Similar to the fast processing of game requests, it is also calculated with caching database calls. During authentication, the user data is read into the cache (if they were not already in the cache). After that, all rare requests for this data are retrieved from the cache. At the end of the game (which does not happen often), an entry is made in the database with the update of information in the cache.

It’s better not to look at the client’s code and functionality: there was very little functionality required for the prototype, so it was written quickly. All points of expansion of functionality, generalized code laid on the backend.

Not all points are disclosed in the article. In particular, about management of connections and disconnects (for example, in the case of opening a session of a new device). The game also has a rating system and top 100 players on the main table. There is not only multiplayer, but also a game with bots. The points of expansion of functionality are laid on various aspects of both the server and the game.

The game is written in Java. With the active use of the Spring Framework, which out of the box provides work with Websockets (Spring WebSocket), integration tests (Spring Boot Test) and a bunch of other goodies (DI, for example).

Horizontal scaling for web sockets is not so easy.

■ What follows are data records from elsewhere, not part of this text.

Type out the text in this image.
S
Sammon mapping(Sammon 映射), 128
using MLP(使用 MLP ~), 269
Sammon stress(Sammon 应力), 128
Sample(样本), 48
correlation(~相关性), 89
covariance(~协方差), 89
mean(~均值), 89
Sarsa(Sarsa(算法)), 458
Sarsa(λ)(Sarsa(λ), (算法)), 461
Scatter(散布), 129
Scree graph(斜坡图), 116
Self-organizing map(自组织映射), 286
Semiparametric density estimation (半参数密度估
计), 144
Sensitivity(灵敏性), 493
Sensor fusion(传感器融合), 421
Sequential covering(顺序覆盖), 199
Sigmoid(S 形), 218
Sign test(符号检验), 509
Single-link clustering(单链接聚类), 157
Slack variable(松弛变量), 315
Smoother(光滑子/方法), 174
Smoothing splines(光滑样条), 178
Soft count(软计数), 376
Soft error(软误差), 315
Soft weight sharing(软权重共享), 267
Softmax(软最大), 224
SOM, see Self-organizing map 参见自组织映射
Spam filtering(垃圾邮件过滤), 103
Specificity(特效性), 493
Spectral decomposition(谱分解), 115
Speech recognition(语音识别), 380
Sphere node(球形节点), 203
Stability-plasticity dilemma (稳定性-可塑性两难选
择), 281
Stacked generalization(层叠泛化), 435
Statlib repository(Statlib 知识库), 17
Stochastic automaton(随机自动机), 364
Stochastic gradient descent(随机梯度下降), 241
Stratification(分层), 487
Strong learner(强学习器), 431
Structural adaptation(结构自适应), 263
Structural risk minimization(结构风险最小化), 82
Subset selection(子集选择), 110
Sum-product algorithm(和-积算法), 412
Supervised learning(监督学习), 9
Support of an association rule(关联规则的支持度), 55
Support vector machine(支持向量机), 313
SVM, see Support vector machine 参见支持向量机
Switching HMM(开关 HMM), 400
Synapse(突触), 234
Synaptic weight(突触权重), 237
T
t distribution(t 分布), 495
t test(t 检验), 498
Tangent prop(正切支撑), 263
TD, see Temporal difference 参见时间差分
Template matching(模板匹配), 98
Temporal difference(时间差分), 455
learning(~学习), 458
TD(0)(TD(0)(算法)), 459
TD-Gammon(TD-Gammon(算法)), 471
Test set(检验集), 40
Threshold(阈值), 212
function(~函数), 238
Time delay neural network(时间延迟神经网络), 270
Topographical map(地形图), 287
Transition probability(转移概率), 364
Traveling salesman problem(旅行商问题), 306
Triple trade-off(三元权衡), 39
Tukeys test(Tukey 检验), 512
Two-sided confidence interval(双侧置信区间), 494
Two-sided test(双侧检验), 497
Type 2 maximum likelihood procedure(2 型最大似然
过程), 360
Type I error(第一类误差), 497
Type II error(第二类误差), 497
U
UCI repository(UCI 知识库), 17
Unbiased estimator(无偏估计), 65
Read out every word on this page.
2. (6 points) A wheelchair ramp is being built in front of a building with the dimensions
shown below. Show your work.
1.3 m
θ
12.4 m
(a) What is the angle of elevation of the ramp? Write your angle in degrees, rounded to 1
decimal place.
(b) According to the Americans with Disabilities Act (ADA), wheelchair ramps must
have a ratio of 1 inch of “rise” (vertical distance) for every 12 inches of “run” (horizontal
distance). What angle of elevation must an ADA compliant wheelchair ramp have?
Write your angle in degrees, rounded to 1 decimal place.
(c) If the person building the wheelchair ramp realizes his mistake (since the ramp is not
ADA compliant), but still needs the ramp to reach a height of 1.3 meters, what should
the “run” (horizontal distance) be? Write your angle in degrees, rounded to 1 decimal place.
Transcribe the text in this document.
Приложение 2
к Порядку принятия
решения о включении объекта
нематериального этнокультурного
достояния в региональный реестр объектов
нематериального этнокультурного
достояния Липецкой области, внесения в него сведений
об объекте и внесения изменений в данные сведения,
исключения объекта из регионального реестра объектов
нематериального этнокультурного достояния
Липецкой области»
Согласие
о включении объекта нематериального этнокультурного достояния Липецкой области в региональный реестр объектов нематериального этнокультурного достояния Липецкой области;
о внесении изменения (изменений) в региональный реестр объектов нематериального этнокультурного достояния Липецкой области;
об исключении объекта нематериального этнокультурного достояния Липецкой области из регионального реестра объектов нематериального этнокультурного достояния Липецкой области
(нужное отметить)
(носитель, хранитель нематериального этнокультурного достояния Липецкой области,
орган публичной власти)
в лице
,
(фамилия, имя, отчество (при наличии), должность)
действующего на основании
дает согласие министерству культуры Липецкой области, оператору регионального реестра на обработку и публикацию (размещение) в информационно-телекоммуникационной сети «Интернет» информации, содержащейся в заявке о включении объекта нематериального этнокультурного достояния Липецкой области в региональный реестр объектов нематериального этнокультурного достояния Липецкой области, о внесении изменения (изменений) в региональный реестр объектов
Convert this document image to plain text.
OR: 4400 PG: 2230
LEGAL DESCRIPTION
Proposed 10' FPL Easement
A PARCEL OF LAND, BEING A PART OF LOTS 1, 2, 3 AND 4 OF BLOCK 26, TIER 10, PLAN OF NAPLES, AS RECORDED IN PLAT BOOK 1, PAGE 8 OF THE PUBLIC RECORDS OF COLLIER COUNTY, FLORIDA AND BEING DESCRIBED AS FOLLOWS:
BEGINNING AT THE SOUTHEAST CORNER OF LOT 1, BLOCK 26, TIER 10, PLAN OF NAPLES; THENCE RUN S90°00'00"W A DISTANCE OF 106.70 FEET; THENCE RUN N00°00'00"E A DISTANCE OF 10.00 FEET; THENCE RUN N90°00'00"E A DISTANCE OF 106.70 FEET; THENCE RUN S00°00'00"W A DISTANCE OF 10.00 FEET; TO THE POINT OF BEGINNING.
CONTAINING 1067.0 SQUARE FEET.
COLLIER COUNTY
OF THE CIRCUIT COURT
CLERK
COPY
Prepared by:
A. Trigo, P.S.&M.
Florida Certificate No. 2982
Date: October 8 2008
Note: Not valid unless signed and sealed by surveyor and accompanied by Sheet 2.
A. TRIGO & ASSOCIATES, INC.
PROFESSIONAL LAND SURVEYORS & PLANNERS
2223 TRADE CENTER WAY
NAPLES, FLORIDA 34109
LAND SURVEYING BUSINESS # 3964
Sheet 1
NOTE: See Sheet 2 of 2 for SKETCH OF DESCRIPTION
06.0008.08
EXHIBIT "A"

Therefore, in order to speed for the prototype, it was decided not to do it.

Couple of funny moments

The server is hosted on a free account on Heroku. According to this free tariff, the server is cut down if there were no requests to it within 30 minutes. An elegant solution was found - I simply registered on the monitoring site, which periodically ping the server. As a bonus - receiving additional information on monitoring.

There is also a free Postgre with a limit of 10k lines. Because of this, you have to periodically run the removal of irrelevant accounts.